Il est vrai qu'en septembre 2006 le congrès fédéral du NPD a adopté la Déclaration de Sherbrooke, qui reconnaissait le caractère national du Québec, son droit à l'autodétermination et le principe du fédéralisme asymétrique. Dès sa fondation, en 1961, le NPD avait déjà fait sienne la thèse des «deux nations».
Le problème est d'inscrire tout cela dans la Constitution. La position officielle du parti est une chose; ce qu'un gouvernement néodémocrate serait prêt à défendre face à l'opinion publique canadienne, nettement moins bien disposée qu'à l'époque de Meech, en est une autre.
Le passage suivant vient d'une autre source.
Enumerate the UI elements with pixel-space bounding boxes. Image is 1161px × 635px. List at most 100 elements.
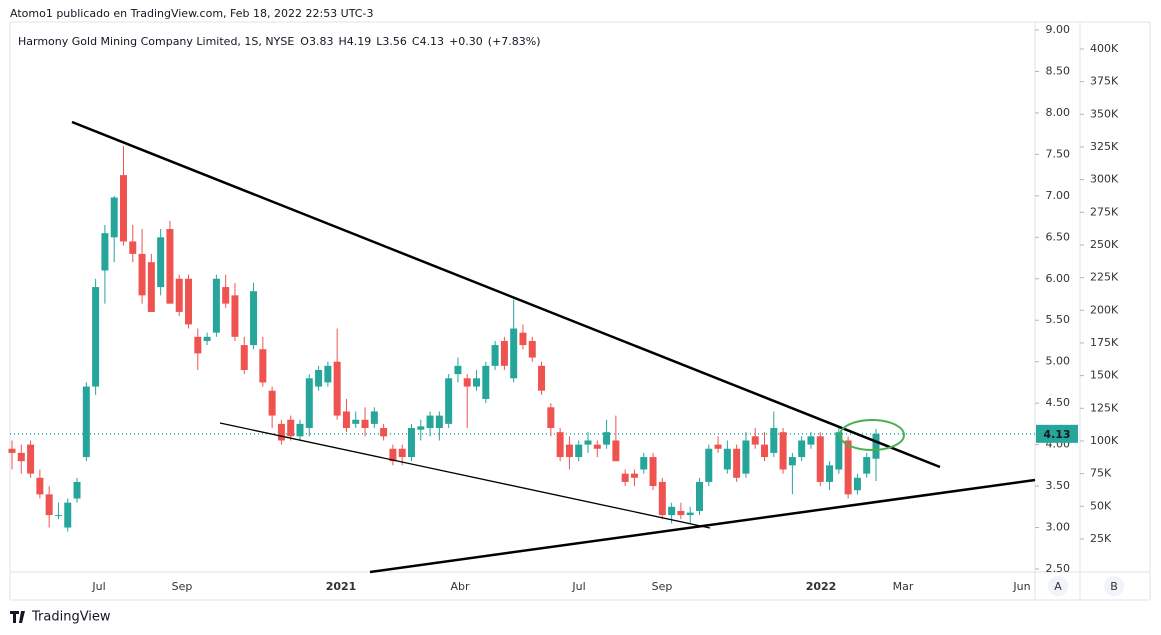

D'ailleurs, M. Layton a bien précisé que le dossier constitutionnel ne serait pas prioritaire.
Comme chacun le sait, le diable se cache dans les détails et ceux dont il est question ici ne sont pas les moindres. Quels pouvoirs additionnels M. Layton serait-il prêt à accorder au Québec pour concrétiser son caractère national? Comment concilierait-il le droit du Québec à l'autodétermination avec les dispositions de la Loi sur la clarté?
En 2007, certains souverainistes, qui ne croyaient pas André Boisclair capable, ni même désireux, de réaliser la souveraineté, se demandaient s'il ne valait pas mieux laisser Mario Dumont faire une nouvelle fois la preuve de l'impossibilité de réformer le fédéralisme à la satisfaction du Québec.
Il est vrai que l'«autonomie» proposée par l'ADQ était un concept passablement flou, mais le peu qu'on en savait, qui s'inspirait du rapport Allaire, allait inévitablement être accueilli par une fin de non-recevoir.
Les projets de M. Layton sont tout aussi nébuleux que ceux de l'ADQ, mais ses chances de succès ne sont pas meilleures. S'il doit causer une nouvelle déception au Québec, que ce soit en renvoyant le dossier aux calendes grecques ou en provoquant une levée de boucliers dans le ROC, les souverainistes ne devraient pas s'en plaindre.